Aber unser Glaube ist der Sieg, der die Welt überwunden hat. Der Glaube überwindet auch das tiefste Leid, indem er es aus Gottes Hand hinnimmt. „Gott hat etwas Besseres zuvor für ihn ersehen. Gott kann das Beste geben. Er allein weiß was das Beste ist.“ So beugte sie sich unter Gottes gewaltige Hand.

Laßt es uns in dieser Stunde in unsere Herzen fassen: Gott legt uns Schwerstes auf und fordert von Euch Eltern, Frauen und Kindern die größten und letzten Opfer. Niemals hat Gott durch den Tod gewaltiger zu uns geredet als in diesen Zeiten schwerster Trübsal. Angesichts solcher Not gibt es nur die eine Frage: Was trägt uns hindurch durch die Trübsal dieser Welt und rettet uns hindurch durch auch die letzte große Trübsal des Todes, und wer sind diese Welt- und Todesüberwinder. Apostel Johannes gibt uns die Antwort: Alles was von Gott geboren ist, überwindet die Welt; und unser Glaube ist der Sieg, der die Welt überwunden hat. Wer aber ist der die Welt überwindet, wenn nicht, der da glaubt, dass Jesus Gottes Sohn ist. Vor diesem Glauben weicht alles Leid, er ist der Überwinder, er löst dies Rätsel und Schrecken des Todes.

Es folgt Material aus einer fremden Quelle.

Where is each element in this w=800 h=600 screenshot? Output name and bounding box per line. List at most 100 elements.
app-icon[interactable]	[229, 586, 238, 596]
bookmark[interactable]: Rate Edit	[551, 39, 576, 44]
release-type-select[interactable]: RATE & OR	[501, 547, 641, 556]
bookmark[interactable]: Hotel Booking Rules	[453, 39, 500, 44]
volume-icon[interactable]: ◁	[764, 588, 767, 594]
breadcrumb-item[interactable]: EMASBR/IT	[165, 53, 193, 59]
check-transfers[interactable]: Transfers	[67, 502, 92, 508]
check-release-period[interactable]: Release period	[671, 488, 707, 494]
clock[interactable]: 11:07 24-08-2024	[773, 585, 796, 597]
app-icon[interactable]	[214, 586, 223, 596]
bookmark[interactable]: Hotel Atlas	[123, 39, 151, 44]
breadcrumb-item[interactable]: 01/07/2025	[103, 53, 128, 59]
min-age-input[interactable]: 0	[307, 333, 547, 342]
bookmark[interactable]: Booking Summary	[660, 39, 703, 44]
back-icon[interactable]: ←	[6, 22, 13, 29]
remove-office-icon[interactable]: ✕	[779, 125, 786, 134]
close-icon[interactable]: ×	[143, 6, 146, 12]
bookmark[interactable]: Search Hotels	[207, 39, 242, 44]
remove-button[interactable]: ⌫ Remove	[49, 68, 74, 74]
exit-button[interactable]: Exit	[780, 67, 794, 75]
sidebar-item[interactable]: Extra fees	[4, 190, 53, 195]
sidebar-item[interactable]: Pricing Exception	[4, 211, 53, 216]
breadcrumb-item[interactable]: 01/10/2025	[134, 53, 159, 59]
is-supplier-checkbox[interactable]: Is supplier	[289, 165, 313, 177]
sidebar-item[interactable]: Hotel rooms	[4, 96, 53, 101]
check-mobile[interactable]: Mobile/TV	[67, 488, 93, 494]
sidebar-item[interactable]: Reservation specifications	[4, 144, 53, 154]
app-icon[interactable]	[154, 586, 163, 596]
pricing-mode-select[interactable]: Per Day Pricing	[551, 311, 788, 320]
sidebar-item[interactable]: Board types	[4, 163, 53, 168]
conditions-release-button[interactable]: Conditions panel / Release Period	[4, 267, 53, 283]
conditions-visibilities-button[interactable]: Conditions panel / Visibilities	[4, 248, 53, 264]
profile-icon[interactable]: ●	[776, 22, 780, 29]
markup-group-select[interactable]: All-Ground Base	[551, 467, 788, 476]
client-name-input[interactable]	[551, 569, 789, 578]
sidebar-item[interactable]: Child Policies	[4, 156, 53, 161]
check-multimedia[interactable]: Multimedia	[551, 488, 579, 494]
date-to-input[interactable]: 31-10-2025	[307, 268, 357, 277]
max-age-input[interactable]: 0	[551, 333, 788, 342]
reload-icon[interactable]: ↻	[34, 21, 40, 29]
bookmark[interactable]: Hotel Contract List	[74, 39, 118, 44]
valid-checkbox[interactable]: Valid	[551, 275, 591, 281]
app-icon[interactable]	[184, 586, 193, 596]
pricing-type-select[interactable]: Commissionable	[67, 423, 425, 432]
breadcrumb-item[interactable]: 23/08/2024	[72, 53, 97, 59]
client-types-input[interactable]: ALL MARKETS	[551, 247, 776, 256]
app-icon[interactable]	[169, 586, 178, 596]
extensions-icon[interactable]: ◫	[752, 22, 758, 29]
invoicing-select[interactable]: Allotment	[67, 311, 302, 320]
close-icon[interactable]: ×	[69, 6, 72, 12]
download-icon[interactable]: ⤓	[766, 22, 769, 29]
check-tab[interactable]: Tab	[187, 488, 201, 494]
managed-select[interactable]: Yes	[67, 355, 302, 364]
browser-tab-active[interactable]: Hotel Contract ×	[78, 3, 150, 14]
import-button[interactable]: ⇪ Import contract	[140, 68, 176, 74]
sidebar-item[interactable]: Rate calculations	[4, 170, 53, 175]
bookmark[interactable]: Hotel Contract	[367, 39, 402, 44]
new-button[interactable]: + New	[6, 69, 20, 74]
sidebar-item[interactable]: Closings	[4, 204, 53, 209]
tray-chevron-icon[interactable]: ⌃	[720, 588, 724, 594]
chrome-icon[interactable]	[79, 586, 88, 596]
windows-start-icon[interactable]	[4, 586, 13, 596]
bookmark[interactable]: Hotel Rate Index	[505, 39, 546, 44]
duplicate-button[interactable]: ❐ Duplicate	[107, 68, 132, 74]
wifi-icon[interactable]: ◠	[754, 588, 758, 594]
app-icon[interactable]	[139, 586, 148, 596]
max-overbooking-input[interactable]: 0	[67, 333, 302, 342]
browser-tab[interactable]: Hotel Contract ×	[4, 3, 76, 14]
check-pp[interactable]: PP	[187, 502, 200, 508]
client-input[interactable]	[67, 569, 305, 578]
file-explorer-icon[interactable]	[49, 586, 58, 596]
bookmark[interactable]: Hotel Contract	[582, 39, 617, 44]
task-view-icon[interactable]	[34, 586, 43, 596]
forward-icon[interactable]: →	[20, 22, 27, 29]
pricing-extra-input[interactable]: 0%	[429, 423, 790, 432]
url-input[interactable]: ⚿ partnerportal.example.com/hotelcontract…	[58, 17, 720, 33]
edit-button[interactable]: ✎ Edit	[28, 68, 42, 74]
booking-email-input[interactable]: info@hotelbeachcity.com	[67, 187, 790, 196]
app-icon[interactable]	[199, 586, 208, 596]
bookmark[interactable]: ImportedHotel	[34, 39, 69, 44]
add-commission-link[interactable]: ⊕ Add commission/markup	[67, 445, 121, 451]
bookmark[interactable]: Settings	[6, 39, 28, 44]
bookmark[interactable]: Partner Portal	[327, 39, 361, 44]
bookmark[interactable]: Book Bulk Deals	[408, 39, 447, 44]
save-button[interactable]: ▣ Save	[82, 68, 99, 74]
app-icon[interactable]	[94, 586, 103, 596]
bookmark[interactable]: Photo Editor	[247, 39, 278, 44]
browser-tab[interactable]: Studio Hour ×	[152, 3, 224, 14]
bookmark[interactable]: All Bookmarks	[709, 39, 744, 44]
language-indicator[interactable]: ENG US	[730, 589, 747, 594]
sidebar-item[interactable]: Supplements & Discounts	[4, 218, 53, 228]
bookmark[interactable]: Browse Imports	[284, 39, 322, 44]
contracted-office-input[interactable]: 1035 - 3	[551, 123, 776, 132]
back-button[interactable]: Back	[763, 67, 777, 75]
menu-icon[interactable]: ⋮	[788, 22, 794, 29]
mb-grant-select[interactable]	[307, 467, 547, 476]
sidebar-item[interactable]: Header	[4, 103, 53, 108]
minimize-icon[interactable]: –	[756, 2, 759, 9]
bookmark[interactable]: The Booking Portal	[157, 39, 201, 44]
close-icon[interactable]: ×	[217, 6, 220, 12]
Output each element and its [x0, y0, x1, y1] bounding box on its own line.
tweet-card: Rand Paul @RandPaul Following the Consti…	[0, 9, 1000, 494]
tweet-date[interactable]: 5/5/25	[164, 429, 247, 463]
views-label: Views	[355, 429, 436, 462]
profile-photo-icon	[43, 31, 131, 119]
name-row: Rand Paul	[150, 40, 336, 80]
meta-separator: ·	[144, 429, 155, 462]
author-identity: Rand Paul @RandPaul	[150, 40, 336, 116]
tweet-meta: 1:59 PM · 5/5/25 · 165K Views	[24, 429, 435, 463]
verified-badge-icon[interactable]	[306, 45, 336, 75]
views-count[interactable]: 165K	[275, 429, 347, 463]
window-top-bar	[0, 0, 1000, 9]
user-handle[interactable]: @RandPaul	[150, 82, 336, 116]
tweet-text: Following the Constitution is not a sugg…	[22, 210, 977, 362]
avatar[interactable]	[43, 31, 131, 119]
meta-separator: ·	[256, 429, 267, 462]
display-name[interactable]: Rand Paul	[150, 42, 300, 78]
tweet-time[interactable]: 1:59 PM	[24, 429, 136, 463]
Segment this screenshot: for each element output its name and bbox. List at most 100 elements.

Dieser Glaube war ihr Glaube, dass Jesus Christus der Sohn Gottes ist. Christus ist mein Leben und Sterben mein Gewinn. So haben wir es zum Eingang gesungen. Das stand über ihrem Leben geschrieben, so ist sie heimgegangen. Indem sie Jesus Christus als ihren Herrn und Heiland bekannte, bekannte sie damit auch aus tiefstem Herzensgrunde, als seiner vergebenden und liebenden Gnade bedürftig zu sein. Sie wusste um das allzumal Sünder. So waren es zwei Bitten, die sie am Lebensabend erfüllten: daß, durch die, durch Christi Opfertod, mir geschenkte Gerechtigkeit mein Schuldschein am jüngsten Tage vernichtet werden darf und mir das hochzeitliche Kleid geschenkt werde, mit dem ich zum großen Abendmahl kommen darf, und um die Kraft viel größerer Liebe zu Gott Vater Sohn und Heiligem Geist, sodaß, wenn der Heiland einst an mich die Petrusfrage stellen sollte, ich, wenn auch in großer Schwachheit, aber doch freudigen Auges mit meinem Konfirmationsspruch bekennen kann:

Herr Du weißt alle Dinge, Du weißt auch, dass ich Dich lieb habe.

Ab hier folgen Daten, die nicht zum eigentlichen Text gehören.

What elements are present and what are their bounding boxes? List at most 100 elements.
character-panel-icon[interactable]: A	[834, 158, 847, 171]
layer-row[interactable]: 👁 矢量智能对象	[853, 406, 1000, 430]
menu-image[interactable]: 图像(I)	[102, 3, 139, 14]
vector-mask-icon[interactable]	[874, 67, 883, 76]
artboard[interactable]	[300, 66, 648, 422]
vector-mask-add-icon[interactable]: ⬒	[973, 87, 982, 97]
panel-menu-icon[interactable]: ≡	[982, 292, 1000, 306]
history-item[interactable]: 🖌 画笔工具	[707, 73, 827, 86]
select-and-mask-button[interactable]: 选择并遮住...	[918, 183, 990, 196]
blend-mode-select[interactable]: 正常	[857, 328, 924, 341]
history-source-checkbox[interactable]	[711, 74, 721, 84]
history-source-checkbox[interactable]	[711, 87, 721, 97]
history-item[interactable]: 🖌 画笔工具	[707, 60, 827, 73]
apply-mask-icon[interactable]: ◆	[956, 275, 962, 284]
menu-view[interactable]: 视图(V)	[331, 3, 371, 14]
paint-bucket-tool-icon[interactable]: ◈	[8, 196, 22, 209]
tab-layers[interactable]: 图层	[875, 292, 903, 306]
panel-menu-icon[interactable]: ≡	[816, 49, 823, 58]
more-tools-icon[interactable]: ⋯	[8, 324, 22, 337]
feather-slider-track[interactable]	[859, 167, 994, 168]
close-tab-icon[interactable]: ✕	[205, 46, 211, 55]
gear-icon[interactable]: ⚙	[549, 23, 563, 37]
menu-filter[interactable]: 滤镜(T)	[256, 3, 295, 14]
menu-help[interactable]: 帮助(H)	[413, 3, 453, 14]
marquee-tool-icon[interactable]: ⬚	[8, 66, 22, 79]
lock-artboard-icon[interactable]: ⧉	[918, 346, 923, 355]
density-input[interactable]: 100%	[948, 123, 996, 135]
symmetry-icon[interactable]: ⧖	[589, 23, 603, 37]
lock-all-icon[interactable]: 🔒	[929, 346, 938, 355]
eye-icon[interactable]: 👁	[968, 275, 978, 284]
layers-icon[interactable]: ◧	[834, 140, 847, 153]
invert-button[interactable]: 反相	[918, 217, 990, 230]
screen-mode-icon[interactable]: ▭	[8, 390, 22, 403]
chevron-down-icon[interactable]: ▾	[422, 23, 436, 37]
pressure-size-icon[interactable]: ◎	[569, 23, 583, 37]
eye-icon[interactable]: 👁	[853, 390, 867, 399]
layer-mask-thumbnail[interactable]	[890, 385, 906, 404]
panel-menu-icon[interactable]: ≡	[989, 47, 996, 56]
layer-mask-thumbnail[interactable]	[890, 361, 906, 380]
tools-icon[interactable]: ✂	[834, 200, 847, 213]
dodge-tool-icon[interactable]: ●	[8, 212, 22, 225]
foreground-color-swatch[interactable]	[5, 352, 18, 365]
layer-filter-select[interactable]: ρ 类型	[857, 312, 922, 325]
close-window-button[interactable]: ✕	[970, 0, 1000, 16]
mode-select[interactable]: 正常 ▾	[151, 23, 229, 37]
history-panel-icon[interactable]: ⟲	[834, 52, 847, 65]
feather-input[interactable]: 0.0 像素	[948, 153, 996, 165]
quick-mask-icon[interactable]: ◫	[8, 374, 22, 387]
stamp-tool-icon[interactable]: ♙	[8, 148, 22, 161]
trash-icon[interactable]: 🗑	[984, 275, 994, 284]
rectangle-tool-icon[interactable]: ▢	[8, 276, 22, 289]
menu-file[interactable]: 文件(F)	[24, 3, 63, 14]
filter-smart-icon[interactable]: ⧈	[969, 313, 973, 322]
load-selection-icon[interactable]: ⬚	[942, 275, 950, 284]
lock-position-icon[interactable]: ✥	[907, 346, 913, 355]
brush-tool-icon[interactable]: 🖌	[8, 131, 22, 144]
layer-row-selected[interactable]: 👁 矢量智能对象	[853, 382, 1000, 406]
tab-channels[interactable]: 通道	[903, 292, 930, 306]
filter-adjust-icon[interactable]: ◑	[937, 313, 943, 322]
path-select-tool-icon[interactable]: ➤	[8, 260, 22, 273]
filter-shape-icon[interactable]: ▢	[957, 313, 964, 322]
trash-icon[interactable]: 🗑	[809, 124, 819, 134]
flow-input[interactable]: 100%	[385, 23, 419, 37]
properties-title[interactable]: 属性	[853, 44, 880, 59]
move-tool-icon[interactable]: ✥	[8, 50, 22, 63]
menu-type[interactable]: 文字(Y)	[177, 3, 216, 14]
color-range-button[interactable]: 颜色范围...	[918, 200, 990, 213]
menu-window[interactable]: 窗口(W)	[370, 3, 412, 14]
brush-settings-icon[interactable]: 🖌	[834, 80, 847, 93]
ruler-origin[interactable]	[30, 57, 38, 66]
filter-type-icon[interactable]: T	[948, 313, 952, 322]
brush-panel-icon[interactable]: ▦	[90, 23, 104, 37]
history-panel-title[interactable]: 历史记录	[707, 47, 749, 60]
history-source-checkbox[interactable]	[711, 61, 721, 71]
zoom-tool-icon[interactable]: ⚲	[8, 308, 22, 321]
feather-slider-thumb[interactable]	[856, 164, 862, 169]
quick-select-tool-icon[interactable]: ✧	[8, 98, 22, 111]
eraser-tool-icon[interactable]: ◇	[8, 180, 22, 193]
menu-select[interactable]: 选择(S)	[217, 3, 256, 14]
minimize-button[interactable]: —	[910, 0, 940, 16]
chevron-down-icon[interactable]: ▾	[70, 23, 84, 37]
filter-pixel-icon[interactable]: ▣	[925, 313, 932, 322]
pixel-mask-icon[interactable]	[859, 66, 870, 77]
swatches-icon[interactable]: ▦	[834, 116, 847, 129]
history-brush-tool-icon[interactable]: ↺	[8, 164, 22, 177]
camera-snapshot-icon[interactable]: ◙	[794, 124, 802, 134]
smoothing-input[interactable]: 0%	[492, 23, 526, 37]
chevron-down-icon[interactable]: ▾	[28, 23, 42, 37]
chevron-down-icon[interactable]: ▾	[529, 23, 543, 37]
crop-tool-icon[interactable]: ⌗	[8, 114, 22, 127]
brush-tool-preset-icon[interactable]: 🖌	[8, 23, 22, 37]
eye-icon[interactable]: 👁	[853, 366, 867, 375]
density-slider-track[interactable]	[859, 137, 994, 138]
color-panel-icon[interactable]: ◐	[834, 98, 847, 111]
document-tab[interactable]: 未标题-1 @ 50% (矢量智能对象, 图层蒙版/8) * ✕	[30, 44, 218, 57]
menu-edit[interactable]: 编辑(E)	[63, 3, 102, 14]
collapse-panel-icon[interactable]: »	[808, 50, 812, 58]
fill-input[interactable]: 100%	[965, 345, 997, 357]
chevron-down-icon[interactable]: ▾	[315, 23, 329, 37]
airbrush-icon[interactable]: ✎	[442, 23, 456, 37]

Liebe Gemeinde. Was wollen wir noch weiter sagen. Hier ist das Wort wahr geworden: Alles was von Gott geboren ist, überwindet die Welt; und unser Glaube ist der Sieg, der die Welt überwunden hat.

Ja, die Heimgegangene hat im Glauben überwunden. Mit brennendem Herzen, in heiliger Adventserwartung, ist sie ihrem wiederkommenden Herrn durch des Todes Tor entgegen gegangen, ihn zu empfangen. Das ist Gnade, für diese Gnade lasst uns danken, um diese Gnade lasst uns auch für uns bitten, im Leben und im Sterben.

Sie darf schauen, was sie geglaubt hat. Gott schenke es auch uns. Amen.